Proceeds could also be used to fund inorganic growth via acquisitions, among other things.
Swiggy shares, which got listed on Mumbai-based National Stock Exchange as well as the BSE, were last up 15% at 448.7 rupees.
Profitability concerns
In a note shortly before the stock started trading, Macquarie Equity Research said that the company had a "strong potential growth runway and improving margin," but a "long and winding road to profitability."
They pointed out that the "quick commerce" industry in India has seen rapid adoption in the past 1-2 years.
As this sector is only about 1% of India's overall grocery retail landscape, there is an "exponential latent growth runway" for Swiggy's delivery arm, Instamart, the research firm added.
However, Macquarie raised concerns over the profitability of Instamart, saying that there were headwinds to improving the unit economics of the business.
The challenges include a lower average order value if Instamart expands out of India's eight major cities, as well as inflationary pressures from regulatory actions, such as a welfare scheme for gig workers that India is reportedly working on.
Macquarie is still optimistic on Swiggy catching up with market leader Zomato on the food delivery segment.
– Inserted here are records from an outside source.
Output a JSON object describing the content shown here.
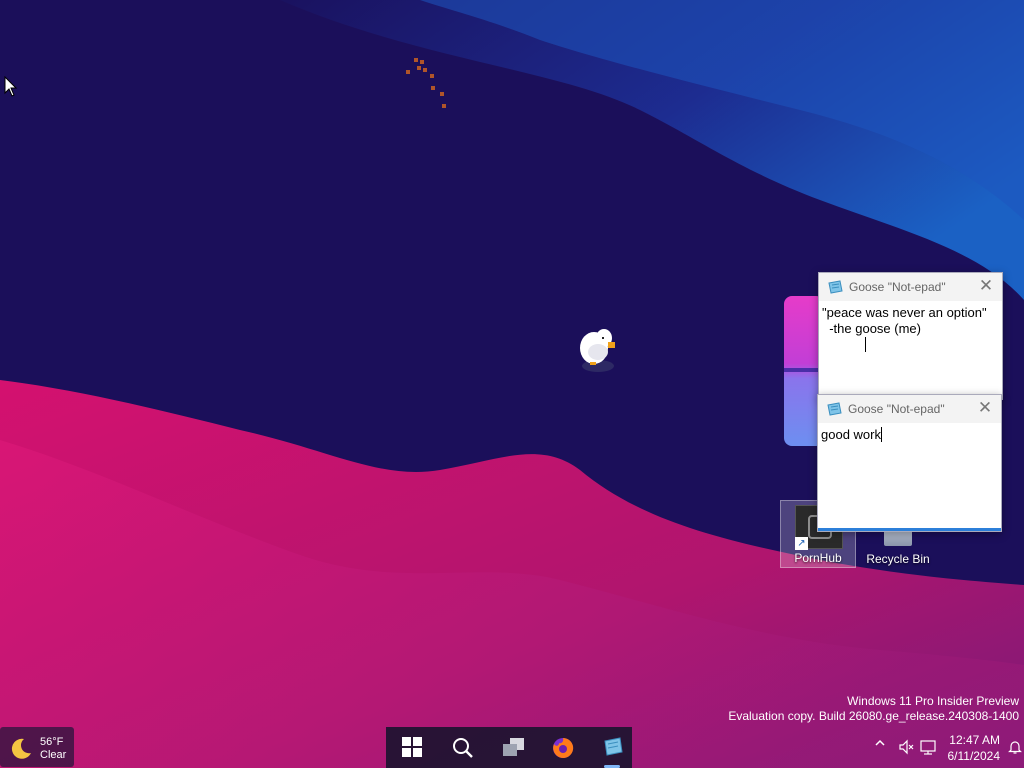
{
  "desktop": {
    "icons": [
      {
        "label": "PornHub",
        "icon": "shortcut-icon"
      },
      {
        "label": "Recycle Bin",
        "icon": "recycle-bin-icon"
      }
    ]
  },
  "notepads": [
    {
      "title": "Goose \"Not-epad\"",
      "text": "\"peace was never an option\"\n  -the goose (me)\n            "
    },
    {
      "title": "Goose \"Not-epad\"",
      "text": "good work"
    }
  ],
  "watermark": {
    "line1": "Windows 11 Pro Insider Preview",
    "line2": "Evaluation copy. Build 26080.ge_release.240308-1400"
  },
  "taskbar": {
    "weather": {
      "temp": "56°F",
      "condition": "Clear",
      "icon": "moon-icon"
    },
    "pinned": [
      "start-icon",
      "search-icon",
      "task-view-icon",
      "firefox-icon",
      "notepad-icon"
    ],
    "clock": {
      "time": "12:47 AM",
      "date": "6/11/2024"
    }
  },
  "colors": {
    "accent": "#2c7fd9",
    "wallpaper_dark": "#1b0f5a",
    "wallpaper_pink": "#d11a72"
  }
}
It added that while Swiggy is not as profitable as Zomato due to a smaller base and higher branding and employee costs, it could potentially bridge that gap.
Speaking to CNBC's "Street Signs Asia," Karan Turani, Senior Vice President from capital markets firm Elara Capital said that Swiggy will face relatively lower competition in the food delivery business due to there being just one key rival, Zomato.
However, the company will face "very, very high" competition in the quick commerce segment, that has four large players in the market, with e-commerce giants such as Amazon also making inroads, Turani said.